Modern society is heavily dependent on transport and energy networks. When transport networks shut down, employees cannot go to work and goods cannot reach their destination. When energy networks shut down, economic activity stops.
Transport and energy networks may shut down for a variety of reasons: extreme weather conditions or major accidents are two examples. The interdependence of networks can also result in shutdown, as when electrical power fails and all public transport services come to a halt.
The additional threat of terrorist attack against critical infrastructures also emerged. Attacks in Madrid and London have shown the vulnerability of passenger rail transport and there is a need for greater security of transport and energy networks.
COUNTERACT was a European research project set up to improve security against terrorist attacks aimed at public passenger transport, intermodal freight transport and energy production and transmission infrastructure.
COUNTERACT focused on the protection of critical transport infrastructures, public transport passengers and goods. It aimed to support the transport and energy sectors by assessing the State-of-the-Art and identifying, prioritising and assessing the needs for security policies and concrete measures.
COUNTERACT contributed to:
- improving the knowledge and understanding of current terrorist threats and related risks for the transport and energy sector;
- collecting available experience and existing best practices;
- establishing a sound collaboration with police, security, emergency and military services including a framework for co-operation of public and private institutions;
- identifying existing gaps of knowledge and lacks in legal provisions, policies, procedures, tools, technologies and standards;
- providing targeted solutions in framework of targeted studies;
- elaborating recommendations for measures to enhance protection of infrastructures and to improve preparedness and response to crises as well as future legislative initiatives and R&D activities;
- specifying needs for education and training and
- making recommendations to assist policy and legislative processes.
COUNTERACT reviewed the existing security policies, procedures, methodologies and technologies to identify the best practices which in turn are promoted throughout the relevant security community in the EU. The three industry clusters covering public passenger transport, intermodal freight transport and energy could exchange experiences and views.
The project stressed two angles of view at the European level:
- global background assessment of the current terrorist threat to public transport, freight and energy;
- impact Assessment on "Rail and urban passenger transport security at the European Level regarding terrorist threats in railways and urban passenger transport" looking at current protection structures, possible policy options and an impact analysis.
The Thematic User Group (TUG) for the Freight Transport Cluster was led by the UIRR and included freight transporters; freight terminal, parking and depot operators; air cargo handling companies; freight forwarders; third party logistics providers; warehouse operators; and Customs, as well as other authorities (police, security, intelligence, anti-terrorist, etc).
The work under the project resulted in the following:
Canvas for future project activities with common structure for all clusters
- Legal framework,
- Existing procedures,
- Available tools and technologies,
- Design standard for infrastructure, installations and rolling stock.

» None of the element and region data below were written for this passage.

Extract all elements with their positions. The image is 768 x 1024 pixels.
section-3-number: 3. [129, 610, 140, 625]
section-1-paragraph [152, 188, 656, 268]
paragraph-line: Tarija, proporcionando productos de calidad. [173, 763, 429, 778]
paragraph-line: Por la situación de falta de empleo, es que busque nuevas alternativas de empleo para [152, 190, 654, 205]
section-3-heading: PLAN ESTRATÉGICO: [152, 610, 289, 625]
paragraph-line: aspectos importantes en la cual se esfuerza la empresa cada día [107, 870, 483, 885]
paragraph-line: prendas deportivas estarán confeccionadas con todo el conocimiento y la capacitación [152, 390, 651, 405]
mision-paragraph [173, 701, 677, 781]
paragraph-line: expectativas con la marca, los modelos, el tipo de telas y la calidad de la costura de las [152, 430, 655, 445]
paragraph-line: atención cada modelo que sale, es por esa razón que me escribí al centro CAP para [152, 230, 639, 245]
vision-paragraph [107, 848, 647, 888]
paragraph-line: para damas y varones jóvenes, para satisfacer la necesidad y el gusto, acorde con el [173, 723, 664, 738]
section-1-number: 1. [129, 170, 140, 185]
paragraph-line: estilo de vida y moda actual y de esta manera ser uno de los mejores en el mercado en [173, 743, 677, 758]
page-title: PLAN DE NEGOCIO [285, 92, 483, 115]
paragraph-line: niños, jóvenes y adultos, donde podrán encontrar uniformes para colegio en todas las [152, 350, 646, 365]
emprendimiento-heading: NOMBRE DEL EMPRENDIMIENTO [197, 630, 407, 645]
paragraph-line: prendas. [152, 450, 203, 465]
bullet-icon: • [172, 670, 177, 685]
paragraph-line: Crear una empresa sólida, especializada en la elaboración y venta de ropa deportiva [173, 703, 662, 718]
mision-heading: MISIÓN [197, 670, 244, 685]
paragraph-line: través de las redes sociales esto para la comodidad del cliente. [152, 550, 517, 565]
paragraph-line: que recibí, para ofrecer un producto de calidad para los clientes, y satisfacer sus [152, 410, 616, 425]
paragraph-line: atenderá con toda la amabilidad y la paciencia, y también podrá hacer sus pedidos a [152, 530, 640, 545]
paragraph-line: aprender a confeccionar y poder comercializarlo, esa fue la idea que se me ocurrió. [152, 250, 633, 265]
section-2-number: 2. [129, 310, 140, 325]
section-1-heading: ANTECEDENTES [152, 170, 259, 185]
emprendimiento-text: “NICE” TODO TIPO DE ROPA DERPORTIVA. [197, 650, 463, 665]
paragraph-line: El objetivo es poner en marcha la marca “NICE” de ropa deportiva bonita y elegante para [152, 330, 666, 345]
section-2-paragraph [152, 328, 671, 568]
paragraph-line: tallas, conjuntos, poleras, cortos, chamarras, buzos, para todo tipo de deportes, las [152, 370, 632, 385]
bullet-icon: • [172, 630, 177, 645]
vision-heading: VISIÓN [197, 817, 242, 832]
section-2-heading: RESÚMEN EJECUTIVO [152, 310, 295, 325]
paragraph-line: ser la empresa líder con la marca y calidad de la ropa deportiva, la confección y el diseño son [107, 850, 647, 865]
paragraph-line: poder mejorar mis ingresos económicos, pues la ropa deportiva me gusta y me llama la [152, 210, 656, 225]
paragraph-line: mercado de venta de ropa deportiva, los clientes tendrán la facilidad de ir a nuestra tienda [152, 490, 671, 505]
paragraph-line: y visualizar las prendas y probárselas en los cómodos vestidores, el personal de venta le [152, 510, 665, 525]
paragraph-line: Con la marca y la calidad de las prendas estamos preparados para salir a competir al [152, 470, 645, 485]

Key Issues/ Needs Identified
- Lack of consistency of security provision,
- Development of a generic methodology for risk assessment,
- No overarching security policy for any of the sectors at the European level.
- Security messaging/ campaign (customer awareness raising)
Reference Library & Knowledge Centre
- Web-based tool for policy makers and stakeholders,
- Common framework but cluster-specific sections,
- Existing legal provisions
- Good practices
- Monitoring of incidents and lessons learned
- Tool to assess impact of security measures on the business
- Modular and expandable product that could be turned into a permanent service
Nature of Threat Defined
- Terrorist attacks (United States, Spain and the United Kingdom) have established a threat of extreme severity from international terrorism.
- Further attacks remain a prominent danger, as several subsequent thwarted attempts testify.
- Public transport has, in the past 60 years, been seen as an appropriate target for terrorists.
- The terrorist threat to Europe’s freight network gains far less attention, but any serious attempt at assessing the risk must look beyond past experience.
- One cannot be certain where terrorists will strike next.
- BUT the terrorist likes to succeed.
- A shift in terror targeting away from better protected transport, freight or energy platforms and infrastructure.
- Given the set of security variables within Member States across the European Union, those lagging behind should improve their security and resilience capabilities in order to afford levels of public confidence across the European Union.